Daisuke Yokota : l’attraction immobile
Daisuke Yokota est un photographe mininaliste qui ne cesse de manipuler son immense corpus de prises de vue en provoquant des sortes d’ « accidents » volontaires lors de la numérisation, du développement comme du tirage de ses travaux. A la suite d’un Daido Moriyama le jeune photographe interroge et transforme l’image par la « matière » même de son medium. Se crée une attraction immobile et fascinante dans laquelle l’érotisme lui-même devient diaphane. Par la poésie de ses images en noir et blanc et parfois en couleur l’artiste incarne une synthèse de bien des libertés stylistiques.

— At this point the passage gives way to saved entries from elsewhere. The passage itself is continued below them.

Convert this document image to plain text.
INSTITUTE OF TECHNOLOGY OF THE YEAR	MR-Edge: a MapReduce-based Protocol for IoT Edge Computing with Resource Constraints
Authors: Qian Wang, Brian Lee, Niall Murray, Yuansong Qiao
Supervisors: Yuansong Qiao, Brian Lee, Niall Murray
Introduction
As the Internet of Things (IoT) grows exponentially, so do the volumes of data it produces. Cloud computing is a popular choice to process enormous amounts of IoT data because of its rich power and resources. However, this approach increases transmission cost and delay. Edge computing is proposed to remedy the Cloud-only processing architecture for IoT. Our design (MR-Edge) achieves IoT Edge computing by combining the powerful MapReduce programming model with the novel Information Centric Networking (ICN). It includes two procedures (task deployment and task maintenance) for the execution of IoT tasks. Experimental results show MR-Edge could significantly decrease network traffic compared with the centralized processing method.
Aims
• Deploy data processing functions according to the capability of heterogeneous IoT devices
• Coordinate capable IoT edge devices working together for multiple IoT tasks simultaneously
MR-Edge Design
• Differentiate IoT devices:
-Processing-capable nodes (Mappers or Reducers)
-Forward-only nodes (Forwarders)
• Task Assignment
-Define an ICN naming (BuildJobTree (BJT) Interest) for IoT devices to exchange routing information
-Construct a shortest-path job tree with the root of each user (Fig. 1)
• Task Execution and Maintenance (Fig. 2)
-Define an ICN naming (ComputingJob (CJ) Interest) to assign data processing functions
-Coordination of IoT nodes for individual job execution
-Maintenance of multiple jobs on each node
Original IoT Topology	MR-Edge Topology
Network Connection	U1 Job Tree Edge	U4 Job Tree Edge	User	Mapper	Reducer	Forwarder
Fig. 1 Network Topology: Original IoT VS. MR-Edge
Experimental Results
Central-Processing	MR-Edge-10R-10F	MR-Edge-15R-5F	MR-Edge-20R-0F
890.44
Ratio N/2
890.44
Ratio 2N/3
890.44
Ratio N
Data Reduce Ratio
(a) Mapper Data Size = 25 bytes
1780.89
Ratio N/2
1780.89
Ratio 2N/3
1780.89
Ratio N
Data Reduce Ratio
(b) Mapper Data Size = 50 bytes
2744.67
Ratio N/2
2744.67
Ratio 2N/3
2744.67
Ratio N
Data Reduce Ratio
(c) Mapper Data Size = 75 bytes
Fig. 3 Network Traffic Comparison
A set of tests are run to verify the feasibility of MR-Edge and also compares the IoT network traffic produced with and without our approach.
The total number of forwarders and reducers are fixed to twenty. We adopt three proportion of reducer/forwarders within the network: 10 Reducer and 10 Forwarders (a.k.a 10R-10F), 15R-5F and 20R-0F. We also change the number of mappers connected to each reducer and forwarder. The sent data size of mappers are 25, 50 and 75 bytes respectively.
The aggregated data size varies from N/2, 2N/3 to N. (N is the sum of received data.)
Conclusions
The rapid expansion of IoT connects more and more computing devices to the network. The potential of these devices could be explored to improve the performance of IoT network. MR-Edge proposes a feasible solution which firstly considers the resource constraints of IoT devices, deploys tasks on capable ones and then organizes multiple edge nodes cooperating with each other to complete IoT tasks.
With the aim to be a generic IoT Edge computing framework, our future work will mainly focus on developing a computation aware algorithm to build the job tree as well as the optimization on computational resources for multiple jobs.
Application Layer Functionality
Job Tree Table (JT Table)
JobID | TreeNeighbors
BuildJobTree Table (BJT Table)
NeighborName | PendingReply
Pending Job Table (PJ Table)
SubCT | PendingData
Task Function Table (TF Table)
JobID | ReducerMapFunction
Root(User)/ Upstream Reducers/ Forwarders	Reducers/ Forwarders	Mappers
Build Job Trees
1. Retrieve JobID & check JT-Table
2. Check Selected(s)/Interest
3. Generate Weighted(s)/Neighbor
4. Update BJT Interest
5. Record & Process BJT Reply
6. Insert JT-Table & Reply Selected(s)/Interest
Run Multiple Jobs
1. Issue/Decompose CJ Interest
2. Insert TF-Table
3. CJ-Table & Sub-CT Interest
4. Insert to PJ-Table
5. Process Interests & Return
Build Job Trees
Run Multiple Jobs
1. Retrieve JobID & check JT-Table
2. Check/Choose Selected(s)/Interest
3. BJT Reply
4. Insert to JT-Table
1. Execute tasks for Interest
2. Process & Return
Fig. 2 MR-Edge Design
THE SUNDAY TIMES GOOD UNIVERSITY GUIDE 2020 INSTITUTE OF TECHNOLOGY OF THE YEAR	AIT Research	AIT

L’humain demeure central. Il porte les marques d’amours, de blessures et de joies. Le tout avec parfois une pointe subtile d’humour. Dans certains portraits émane une légèreté présumée. Mais c'est surtout pour l'artiste une manière d'exonérer la gravité de sa donne. Le caractère primesautier n'est qu'une impression de surface. Loin de tout exotisme ou pittoresque Yokota revient à la chair du langage photographique. Il ne sacrifie jamais à la nostalgie ou au folklore et rapatrie vers un eden artistique mais aussi terrestre. Cela ouvre le monde à une profondeur particulière. Mais en aucun cas Yokota réduit la photographie à de petits traités d’archéologie du fugace. A la tentation du raffiné il préfère l'épure du langage photographique. Il ramène dans l’ici-bas de notre inconscient où s’ébrouent les multiples avatars de nos désirs et de leur revers. Chaque photographie semble surgir de la pénombre afin de toucher quelque chose de fondamental. L’être s'y découvre en une image primitive et sourde, en une "chair" plate, blanche, noire et ses dégradés de gris et de grisant.